Gepubliceerd op 30-05-2019

Ribkwallen

betekenis & definitie

Stam CTENOPHORA RIBKWALLEN De ribkwallen onderscheiden zich in vele opzichten van de neteldieren. In plaats van netelcellen hebben ze kleefcellen om de buit te vangen.

Deze zitten eveneens aan de vangarmen, waarvan er slechts twee aanwezig zijn. In tegenstelling tot de netelkwallen bewegen de ribkwallen zich niet door waterterugstoot voort, maar door middel van wimperhaartjes en -plaatjes, die in acht rijen langs het lichaam zitten.

De wimperplaatjes zijn tot een soort zwemvliesjes samengegroeide wimperhaartjes. De gelijkmatige golfbeweging wordt door een zenuwstreng gestuurd, die onder de acht rijen wimpers doorloopt.

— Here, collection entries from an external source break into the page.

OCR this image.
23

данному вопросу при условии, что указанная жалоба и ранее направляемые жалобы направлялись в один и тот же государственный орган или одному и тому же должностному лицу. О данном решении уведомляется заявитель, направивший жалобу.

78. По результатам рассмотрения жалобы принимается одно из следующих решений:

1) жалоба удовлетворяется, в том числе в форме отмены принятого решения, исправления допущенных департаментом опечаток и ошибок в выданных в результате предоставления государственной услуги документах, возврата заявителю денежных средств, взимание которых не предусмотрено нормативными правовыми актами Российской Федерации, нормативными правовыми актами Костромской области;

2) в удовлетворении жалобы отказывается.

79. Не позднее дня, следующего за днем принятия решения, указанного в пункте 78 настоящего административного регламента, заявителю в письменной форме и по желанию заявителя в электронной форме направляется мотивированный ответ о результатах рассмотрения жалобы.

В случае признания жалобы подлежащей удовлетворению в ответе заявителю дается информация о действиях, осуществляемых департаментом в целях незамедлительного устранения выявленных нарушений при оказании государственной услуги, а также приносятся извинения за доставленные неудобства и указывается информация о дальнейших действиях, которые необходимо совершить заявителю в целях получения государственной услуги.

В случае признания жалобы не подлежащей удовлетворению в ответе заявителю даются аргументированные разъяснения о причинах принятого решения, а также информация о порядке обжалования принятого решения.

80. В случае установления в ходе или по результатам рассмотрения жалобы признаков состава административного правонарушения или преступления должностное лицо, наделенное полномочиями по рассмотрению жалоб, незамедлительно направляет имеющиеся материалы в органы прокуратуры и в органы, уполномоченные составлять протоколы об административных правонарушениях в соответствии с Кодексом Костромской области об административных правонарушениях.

Het systeem van de darmvertakkingen, dat door de geleisubstantie van het lichaam heen loopt is karakteristiek voor deze diergroep.Evenzeer is het voortplantingssysteem van deze dieren uniek. Pleurobrachia en vele andere soorten ribkwallen worden spoedig nadat ze uit het ei gekropen zijn geslachtsrijp en planten zich reeds bij een grootte van 1 mm voort. Dan worden de kiemklieren gereduceerd, maar als de dieren zijn uitgegroeid, worden ze voor een tweede maal geslachtsrijp. De eieren van de volwassen dieren zijn uiteraard veel groter. Alle ribkwallen zijn tweeslachtig, maar ze vermeerderen zich niettemin geslachtelijk. De zeedruif komt ook in de nabijheid van de Noordzeekust vaak voor.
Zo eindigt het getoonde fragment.